Dem-Clinton. Chavez caught him at the end of his rule and wisely he deferred the solution to whomever came next. Still, in retrospective, had he invited Chavez to the White House he could have seduced him the way Castro did.  Or at least moderated him somewhat since the only thing Chavez ever wanted, besides play ball, was to have his picture taken in the Oval Office. Otherwise how can you explain this hatred against a country of which Chavez personally had nothing to complain of?

Rep-Bush. His idiotic adventure in Iraq has changed our world.  Had he stuck to Afghanistan only maybe he would have accomplished more.  In retrospective, we cannot tell whether the US invasion of Saddam's Iraq sped up or slowed down the Arab spring. The fact of the matter is that the US needed its secure oil supply and the Bush administration was only to happy to accept any insult from Chavez as long as Venezuelan oil kept finding its way North.  Even in the pseudo 2002 coup, the US alleged involvement was so diffident that it is almost as if they had wished Chavez to remain, least oil supplies would be perturbed.
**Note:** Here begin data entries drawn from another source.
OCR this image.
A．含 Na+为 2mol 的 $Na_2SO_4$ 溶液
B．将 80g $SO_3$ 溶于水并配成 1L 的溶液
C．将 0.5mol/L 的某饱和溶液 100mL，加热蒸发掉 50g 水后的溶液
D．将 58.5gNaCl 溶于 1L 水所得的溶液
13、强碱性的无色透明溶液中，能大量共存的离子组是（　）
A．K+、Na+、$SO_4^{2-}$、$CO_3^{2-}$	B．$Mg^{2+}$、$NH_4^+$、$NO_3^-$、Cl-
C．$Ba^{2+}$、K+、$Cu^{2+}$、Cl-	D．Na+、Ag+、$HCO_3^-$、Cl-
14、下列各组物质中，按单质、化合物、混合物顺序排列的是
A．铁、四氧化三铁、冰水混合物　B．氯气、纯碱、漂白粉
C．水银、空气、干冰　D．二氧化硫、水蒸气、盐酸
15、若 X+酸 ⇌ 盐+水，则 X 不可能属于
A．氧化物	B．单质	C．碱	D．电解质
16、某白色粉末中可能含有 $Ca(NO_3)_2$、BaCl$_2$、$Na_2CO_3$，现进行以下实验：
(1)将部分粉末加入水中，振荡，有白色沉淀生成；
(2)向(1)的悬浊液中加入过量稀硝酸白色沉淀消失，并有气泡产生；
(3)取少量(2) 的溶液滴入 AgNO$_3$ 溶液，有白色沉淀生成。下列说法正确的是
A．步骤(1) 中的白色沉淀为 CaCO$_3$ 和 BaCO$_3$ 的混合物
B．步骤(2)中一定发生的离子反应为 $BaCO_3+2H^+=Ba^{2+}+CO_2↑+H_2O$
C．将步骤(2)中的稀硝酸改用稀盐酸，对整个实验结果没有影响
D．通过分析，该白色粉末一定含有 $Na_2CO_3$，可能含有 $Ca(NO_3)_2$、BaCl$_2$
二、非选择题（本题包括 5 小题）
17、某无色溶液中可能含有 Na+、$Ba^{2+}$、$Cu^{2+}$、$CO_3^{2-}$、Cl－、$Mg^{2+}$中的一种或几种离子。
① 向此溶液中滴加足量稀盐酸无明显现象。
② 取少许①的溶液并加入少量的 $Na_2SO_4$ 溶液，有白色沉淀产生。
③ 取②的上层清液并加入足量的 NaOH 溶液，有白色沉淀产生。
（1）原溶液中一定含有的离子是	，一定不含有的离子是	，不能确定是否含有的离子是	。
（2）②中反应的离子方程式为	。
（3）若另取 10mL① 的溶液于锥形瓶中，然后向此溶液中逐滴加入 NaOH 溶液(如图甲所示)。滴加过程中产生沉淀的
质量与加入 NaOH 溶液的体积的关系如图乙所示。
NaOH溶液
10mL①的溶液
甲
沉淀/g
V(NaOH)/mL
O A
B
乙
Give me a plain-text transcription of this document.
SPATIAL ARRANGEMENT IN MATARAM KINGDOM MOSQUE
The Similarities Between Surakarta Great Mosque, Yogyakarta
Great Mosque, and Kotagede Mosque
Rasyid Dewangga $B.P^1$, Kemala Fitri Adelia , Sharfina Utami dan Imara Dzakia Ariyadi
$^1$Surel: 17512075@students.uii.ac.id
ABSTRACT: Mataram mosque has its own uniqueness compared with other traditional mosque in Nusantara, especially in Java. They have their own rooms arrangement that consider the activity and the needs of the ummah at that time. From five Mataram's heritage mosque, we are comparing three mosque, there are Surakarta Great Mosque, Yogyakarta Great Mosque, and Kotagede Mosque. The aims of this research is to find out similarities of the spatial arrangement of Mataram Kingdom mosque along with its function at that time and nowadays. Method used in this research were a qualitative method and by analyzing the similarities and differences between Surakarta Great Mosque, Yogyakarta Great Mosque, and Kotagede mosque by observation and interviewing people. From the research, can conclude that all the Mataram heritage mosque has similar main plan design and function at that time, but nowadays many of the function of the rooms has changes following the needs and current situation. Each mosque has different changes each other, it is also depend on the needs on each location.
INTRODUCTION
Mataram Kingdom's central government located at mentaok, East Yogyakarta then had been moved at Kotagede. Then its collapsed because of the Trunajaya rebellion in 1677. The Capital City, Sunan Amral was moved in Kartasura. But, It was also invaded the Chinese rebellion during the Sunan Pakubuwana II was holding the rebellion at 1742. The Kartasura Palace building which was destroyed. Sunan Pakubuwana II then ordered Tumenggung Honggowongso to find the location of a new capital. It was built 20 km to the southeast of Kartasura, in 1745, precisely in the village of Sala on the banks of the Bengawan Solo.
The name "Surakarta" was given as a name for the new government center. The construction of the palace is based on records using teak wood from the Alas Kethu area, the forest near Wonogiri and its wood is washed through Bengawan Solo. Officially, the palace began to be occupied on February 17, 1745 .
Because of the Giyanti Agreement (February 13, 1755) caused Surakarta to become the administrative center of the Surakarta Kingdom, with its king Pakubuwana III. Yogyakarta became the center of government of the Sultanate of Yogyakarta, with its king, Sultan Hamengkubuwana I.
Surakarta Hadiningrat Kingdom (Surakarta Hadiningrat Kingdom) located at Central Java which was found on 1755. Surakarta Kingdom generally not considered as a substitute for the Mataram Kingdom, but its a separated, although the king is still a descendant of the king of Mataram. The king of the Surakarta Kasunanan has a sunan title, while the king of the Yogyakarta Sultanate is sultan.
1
Dem-Obama. Besides his forced upon hand shake with Chavez Obama has studiously avoided further contact.  His policy was rather successful in treating Chavez as a non entity, the more so that Chavez errors finally started catching up with him. In fact, to his credit Obama's administration has encouraged a diminution of oil imports from Venezuela. We do not know whether it was due to Venezuela being a less reliable oil producer of natural antipathy, but regardless of the reason it was a wise move. Then again Obama blew it by declaring that Chavez is not a threat even though all the evidence is to the contrary, from Venezuelan having become a narco state to its support of FARC guerrilla and other assorted "insurgency" here and there. Never mind its alliance with Iran!

Rep-Romney? I put a question mark because if Obama is reelected we know that nothing will happen vis a vis Venezuela. A H. Clinton presidency could have been more dynamic on this respect. So, what has Romney said?  Nothing convincing, nothing that shows he is truly informed, nothing that indicates a plan, all for strict electoral purposes. That the republicans are not as informed as one would wish them to be can be reminded to us regularly when we read idiotic declarations like the ones of Jon Voight, comparable only to the idiotic ones of the likes of Sean Penn. Of course, one thing is the campaign, another who Romney would appoint at State.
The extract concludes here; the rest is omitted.